Deixar para solicitar em cima da hora
Para iniciantes, o “em cima da hora” costuma ser quando surgem dúvidas: qual passaporte usar, como corrigir erro, como lidar com troca de documento, como responder perguntas. Antecedência é parte da estratégia.
Checklist rápido: antes de clicar em “enviar”
- Meu passaporte do VWP está válido e será o mesmo usado no embarque e na chegada?
- Meu nome está idêntico ao do passaporte (ordem, acentos quando aplicável, sobrenomes)?
- Tenho endereço de estadia e passagem de saída compatíveis com a permanência?
- Meu objetivo de viagem é compatível com turismo/negócios de curta duração?
- Tenho tempo para corrigir erros ou refazer o pedido, se necessário?
Quando faz sentido buscar assessoria (sem promessas irreais)
Mesmo com dupla cidadania, muitos viajantes preferem reduzir risco operacional: revisar dados, organizar documentos de apoio e alinhar a estratégia de viagem com as regras do programa.

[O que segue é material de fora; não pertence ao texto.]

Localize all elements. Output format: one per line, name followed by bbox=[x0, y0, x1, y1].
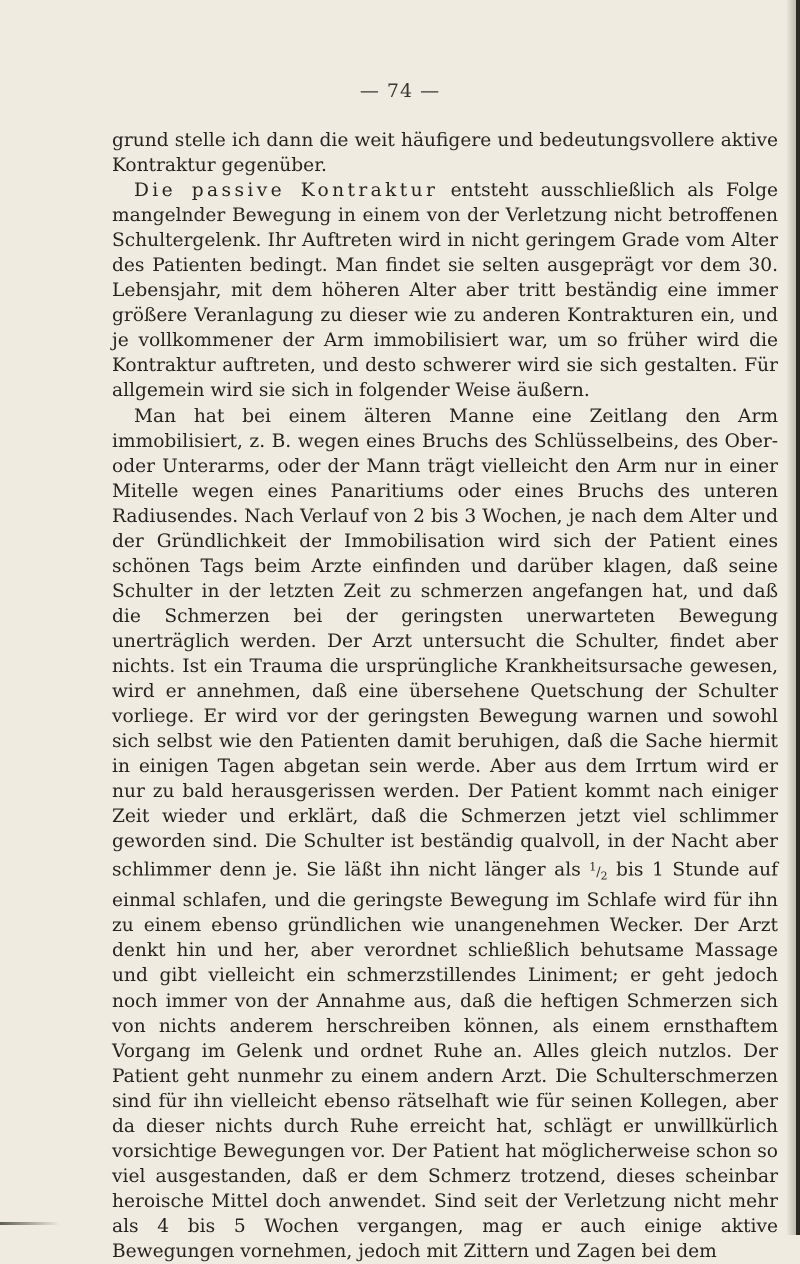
page-edge-border bbox=[796, 0, 800, 1235]
paragraph-text-part-2: bis 1 Stunde auf einmal schlafen, und die geringste Bewegung im Schlafe wird für ihn zu einem ebenso gründlichen wie unangenehmen Wecker. Der Arzt denkt hin und her, aber verordnet schließlich behutsame Massage und gibt vielleicht ein schmerzstillendes Liniment; er geht jedoch noch immer von der Annahme aus, daß die heftigen Schmerzen sich von nichts anderem herschreiben können, als einem ernsthaftem Vorgang im Gelenk und ordnet Ruhe an. Alles gleich nutzlos. Der Patient geht nunmehr zu einem andern Arzt. Die Schulterschmerzen sind für ihn vielleicht ebenso rätselhaft wie für seinen Kollegen, aber da dieser nichts durch Ruhe erreicht hat, schlägt er unwillkürlich vorsichtige Bewegungen vor. Der Patient hat möglicherweise schon so viel ausgestanden, daß er dem Schmerz trotzend, dieses scheinbar heroische Mittel doch anwendet. Sind seit der Verletzung nicht mehr als 4 bis 5 Wochen vergangen, mag er auch einige aktive Bewegungen vornehmen, jedoch mit Zittern und Zagen bei dem bbox=[112, 859, 778, 1262]
page-number: — 74 — bbox=[359, 80, 441, 102]
paragraph-passive-contracture bbox=[112, 178, 778, 403]
paragraph-continued: grund stelle ich dann die weit häufigere und bedeutungsvollere aktive Kontraktur gegenüber. bbox=[112, 130, 778, 177]
body-text bbox=[112, 128, 778, 1264]
fraction-numerator: 1 bbox=[589, 860, 597, 874]
scan-artifact-mark bbox=[0, 1222, 60, 1225]
fraction-half: $^1/_2$ bbox=[589, 860, 608, 883]
paragraph-case-description bbox=[112, 404, 778, 1264]
paragraph-text-part-1: Man hat bei einem älteren Manne eine Zeitlang den Arm immobilisiert, z. B. wegen eines Bruchs des Schlüsselbeins, des Ober- oder Unterarms, oder der Mann trägt vielleicht den Arm nur in einer Mitelle wegen eines Panaritiums oder eines Bruchs des unteren Radiusendes. Nach Verlauf von 2 bis 3 Wochen, je nach dem Alter und der Gründlichkeit der Immobilisation wird sich der Patient eines schönen Tags beim Arzte einfinden und darüber klagen, daß seine Schulter in der letzten Zeit zu schmerzen angefangen hat, und daß die Schmerzen bei der geringsten unerwarteten Bewegung unerträglich werden. Der Arzt untersucht die Schulter, findet aber nichts. Ist ein Trauma die ursprüngliche Krankheitsursache gewesen, wird er annehmen, daß eine übersehene Quetschung der Schulter vorliege. Er wird vor der geringsten Bewegung warnen und sowohl sich selbst wie den Patienten damit beruhigen, daß die Sache hiermit in einigen Tagen abgetan sein werde. Aber aus dem Irrtum wird er nur zu bald herausgerissen werden. Der Patient kommt nach einiger Zeit wieder und erklärt, daß die Schmerzen jetzt viel schlimmer geworden sind. Die Schulter ist beständig qualvoll, in der Nacht aber schlimmer denn je. Sie läßt ihn nicht länger als bbox=[112, 405, 778, 881]
term-passive-contracture: Die passive Kontraktur bbox=[134, 180, 439, 202]
fraction-denominator: 2 bbox=[600, 869, 608, 883]
paragraph-text: entsteht ausschließlich als Folge mangelnder Bewegung in einem von der Verletzung nicht betroffenen Schultergelenk. Ihr Auftreten wird in nicht geringem Grade vom Alter des Patienten bedingt. Man findet sie selten ausgeprägt vor dem 30. Lebensjahr, mit dem höheren Alter aber tritt beständig eine immer größere Veranlagung zu dieser wie zu anderen Kontrakturen ein, und je vollkommener der Arm immobilisiert war, um so früher wird die Kontraktur auftreten, und desto schwerer wird sie sich gestalten. Für allgemein wird sie sich in folgender Weise äußern. bbox=[112, 180, 778, 402]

Uma assessoria visto pode ajudar especialmente quando há troca recente de passaporte, múltiplas nacionalidades, viagens frequentes ou histórico de dúvidas sobre elegibilidade e consistência documental.
O ponto editorial aqui é transparência: assessoria não “cria elegibilidade” nem garante admissão na fronteira, mas pode diminuir erros de preenchimento e falhas de planejamento que costumam custar caro no aeroporto.

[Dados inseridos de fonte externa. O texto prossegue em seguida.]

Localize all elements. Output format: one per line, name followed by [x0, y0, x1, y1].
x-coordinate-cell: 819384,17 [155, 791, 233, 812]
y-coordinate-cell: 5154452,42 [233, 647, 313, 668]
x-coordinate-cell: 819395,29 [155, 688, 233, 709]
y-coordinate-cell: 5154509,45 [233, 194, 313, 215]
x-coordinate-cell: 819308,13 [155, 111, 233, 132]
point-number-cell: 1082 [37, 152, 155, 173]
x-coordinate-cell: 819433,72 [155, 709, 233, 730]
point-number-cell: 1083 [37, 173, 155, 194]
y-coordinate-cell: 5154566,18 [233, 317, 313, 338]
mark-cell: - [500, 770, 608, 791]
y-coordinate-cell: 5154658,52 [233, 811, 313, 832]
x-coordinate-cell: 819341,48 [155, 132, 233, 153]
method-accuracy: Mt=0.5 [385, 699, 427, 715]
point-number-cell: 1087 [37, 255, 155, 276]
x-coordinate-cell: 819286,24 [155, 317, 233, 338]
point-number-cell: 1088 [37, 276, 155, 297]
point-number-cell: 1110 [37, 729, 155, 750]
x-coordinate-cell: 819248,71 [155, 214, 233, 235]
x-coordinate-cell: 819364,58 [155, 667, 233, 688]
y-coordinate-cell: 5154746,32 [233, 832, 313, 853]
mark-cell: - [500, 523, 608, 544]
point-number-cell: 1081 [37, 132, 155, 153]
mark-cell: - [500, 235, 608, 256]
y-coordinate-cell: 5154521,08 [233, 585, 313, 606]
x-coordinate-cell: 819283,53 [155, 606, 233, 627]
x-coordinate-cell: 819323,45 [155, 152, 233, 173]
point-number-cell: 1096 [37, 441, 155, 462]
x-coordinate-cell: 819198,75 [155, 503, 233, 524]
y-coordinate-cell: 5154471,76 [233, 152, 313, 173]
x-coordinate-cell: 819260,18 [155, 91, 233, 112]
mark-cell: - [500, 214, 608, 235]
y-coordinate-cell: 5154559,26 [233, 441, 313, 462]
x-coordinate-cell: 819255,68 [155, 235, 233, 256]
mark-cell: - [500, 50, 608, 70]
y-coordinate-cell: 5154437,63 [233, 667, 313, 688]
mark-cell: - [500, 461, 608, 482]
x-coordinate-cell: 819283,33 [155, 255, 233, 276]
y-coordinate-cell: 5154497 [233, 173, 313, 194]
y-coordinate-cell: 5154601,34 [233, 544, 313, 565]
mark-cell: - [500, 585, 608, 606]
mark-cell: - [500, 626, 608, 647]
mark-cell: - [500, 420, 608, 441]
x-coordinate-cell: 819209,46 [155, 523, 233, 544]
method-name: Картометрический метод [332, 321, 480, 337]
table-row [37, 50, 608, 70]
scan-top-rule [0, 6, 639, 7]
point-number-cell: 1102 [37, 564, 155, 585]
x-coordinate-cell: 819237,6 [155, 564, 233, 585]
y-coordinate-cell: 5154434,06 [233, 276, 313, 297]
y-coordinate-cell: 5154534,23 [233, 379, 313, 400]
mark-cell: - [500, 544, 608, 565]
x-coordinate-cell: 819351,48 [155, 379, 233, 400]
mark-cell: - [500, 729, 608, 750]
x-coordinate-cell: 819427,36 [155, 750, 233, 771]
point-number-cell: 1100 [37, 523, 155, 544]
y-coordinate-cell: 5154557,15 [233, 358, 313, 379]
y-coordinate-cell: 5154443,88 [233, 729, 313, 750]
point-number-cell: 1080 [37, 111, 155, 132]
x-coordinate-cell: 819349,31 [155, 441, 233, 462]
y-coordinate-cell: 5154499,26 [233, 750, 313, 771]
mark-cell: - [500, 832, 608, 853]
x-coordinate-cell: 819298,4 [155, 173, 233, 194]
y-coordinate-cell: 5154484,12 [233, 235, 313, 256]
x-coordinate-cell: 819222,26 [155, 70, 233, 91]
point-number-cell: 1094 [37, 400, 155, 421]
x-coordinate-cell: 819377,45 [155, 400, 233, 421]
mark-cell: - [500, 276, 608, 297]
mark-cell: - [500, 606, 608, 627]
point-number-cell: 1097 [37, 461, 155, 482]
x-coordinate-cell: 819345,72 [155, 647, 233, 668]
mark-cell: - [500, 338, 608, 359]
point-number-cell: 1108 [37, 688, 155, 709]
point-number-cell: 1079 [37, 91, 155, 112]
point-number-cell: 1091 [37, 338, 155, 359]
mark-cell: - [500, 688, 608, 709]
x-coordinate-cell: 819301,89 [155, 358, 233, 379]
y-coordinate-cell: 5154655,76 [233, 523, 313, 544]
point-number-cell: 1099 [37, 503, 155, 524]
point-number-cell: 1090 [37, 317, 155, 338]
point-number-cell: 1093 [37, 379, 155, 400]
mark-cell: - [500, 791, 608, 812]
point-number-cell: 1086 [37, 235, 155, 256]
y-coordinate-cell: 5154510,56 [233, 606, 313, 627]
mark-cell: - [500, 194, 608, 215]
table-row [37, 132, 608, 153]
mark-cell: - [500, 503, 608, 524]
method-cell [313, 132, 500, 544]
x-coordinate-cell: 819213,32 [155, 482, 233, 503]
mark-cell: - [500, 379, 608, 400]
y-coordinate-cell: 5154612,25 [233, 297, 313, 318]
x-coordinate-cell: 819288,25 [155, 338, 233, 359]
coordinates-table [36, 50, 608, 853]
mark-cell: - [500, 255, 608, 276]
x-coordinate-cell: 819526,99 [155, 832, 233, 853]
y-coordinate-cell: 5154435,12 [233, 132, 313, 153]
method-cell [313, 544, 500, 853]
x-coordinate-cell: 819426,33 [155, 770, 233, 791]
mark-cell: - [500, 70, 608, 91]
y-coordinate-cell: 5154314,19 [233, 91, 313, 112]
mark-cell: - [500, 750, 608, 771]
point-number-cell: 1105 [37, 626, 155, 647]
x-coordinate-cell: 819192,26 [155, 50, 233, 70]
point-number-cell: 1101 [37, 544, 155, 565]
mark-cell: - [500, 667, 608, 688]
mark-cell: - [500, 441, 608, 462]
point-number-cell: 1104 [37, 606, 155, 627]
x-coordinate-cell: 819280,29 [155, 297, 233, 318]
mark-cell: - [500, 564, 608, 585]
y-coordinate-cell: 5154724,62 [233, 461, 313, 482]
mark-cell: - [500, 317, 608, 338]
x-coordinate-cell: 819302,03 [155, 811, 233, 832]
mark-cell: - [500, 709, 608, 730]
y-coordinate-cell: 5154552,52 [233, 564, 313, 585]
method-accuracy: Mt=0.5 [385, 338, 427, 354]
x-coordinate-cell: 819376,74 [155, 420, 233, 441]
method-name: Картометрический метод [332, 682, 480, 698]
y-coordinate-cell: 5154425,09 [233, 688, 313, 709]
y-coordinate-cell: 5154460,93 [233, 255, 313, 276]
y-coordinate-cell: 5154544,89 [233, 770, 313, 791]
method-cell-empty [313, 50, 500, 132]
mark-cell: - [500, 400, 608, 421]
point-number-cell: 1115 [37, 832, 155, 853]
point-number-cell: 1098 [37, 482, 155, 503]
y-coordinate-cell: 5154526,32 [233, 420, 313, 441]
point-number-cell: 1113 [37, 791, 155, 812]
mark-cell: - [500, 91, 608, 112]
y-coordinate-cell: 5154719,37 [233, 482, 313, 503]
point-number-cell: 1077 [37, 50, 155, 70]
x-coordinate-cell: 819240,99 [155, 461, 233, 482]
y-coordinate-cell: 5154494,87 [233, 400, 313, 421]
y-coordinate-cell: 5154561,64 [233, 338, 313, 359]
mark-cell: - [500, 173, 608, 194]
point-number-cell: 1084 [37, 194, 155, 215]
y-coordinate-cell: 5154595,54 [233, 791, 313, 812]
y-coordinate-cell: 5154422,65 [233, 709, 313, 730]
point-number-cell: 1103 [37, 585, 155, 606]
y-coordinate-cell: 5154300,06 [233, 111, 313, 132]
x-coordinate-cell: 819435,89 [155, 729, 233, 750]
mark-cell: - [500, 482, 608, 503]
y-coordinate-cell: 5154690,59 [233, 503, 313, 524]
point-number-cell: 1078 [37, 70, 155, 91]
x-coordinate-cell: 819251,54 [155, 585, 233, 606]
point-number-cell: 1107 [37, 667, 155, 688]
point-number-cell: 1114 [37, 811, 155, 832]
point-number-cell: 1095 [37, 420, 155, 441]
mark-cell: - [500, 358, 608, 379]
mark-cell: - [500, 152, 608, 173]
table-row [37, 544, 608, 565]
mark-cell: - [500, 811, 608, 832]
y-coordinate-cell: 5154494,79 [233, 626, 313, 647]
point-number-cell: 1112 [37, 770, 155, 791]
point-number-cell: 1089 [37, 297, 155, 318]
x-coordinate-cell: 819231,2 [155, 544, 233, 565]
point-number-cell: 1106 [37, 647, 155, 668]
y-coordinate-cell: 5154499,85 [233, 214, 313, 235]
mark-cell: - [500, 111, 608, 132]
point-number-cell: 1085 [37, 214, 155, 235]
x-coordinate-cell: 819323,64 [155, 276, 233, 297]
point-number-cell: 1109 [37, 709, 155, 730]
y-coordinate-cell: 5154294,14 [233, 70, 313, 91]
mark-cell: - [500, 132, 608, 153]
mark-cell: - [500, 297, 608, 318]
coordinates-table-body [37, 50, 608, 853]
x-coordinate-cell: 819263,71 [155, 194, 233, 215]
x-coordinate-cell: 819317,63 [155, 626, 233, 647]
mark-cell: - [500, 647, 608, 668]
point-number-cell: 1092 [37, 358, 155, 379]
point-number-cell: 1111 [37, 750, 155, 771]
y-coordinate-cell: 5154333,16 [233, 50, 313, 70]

FAQ: dúvidas rápidas sobre ESTA e dupla cidadania
Brasileiro com passaporte europeu pode entrar nos EUA sem visto?
Em muitos casos, sim, usando o ESTA, desde que o passaporte seja de país participante do VWP e a viagem respeite as regras do programa.
Posso solicitar o ESTA com um passaporte e viajar com outro?

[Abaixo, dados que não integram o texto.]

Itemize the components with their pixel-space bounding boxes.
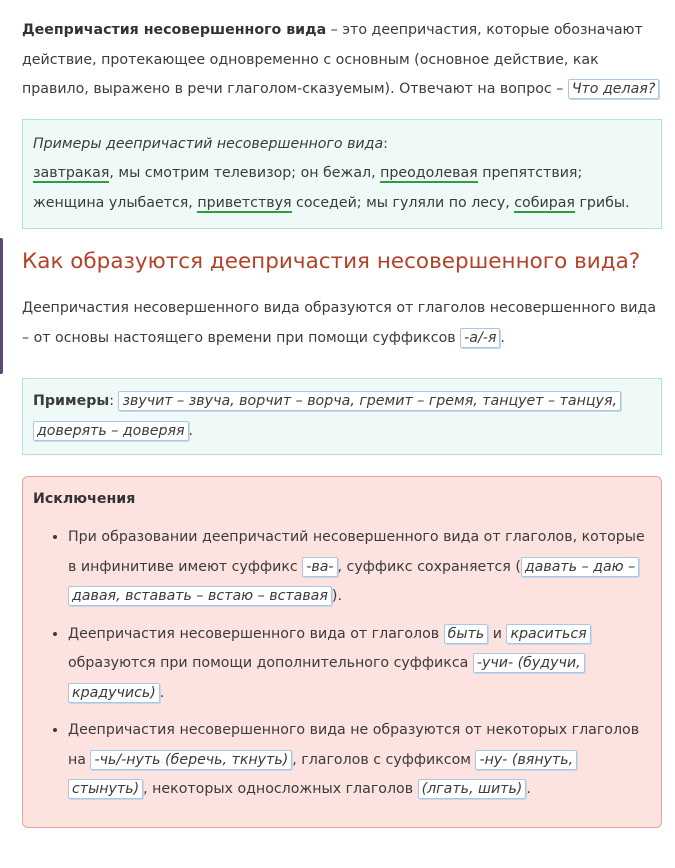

Não é recomendável. O ideal é solicitar e viajar com o mesmo passaporte, porque a autorização fica vinculada ao documento informado.
O ESTA substitui o visto americano?
Ele substitui o visto apenas para viagens elegíveis dentro do VWP (turismo/negócios de curta duração). Para outros objetivos, o visto apropriado continua necessário.
Preciso imprimir o ESTA?
Em geral, a autorização é eletrônica e vinculada ao passaporte, mas ter o comprovante (digital ou impresso) pode ajudar em situações de conferência no check-in.
Se meu passaporte europeu vencer, meu ESTA continua valendo?
Na prática, não. Como o ESTA é associado ao passaporte, a troca/expiração do documento costuma exigir novo pedido.
Para quem está começando, a melhor forma de evitar contratempos é tratar o ESTA como um processo documental: escolha do passaporte, consistência de dados e planejamento de prazos. Isso é o que separa uma viagem tranquila de uma ida desnecessária ao balcão da companhia aérea.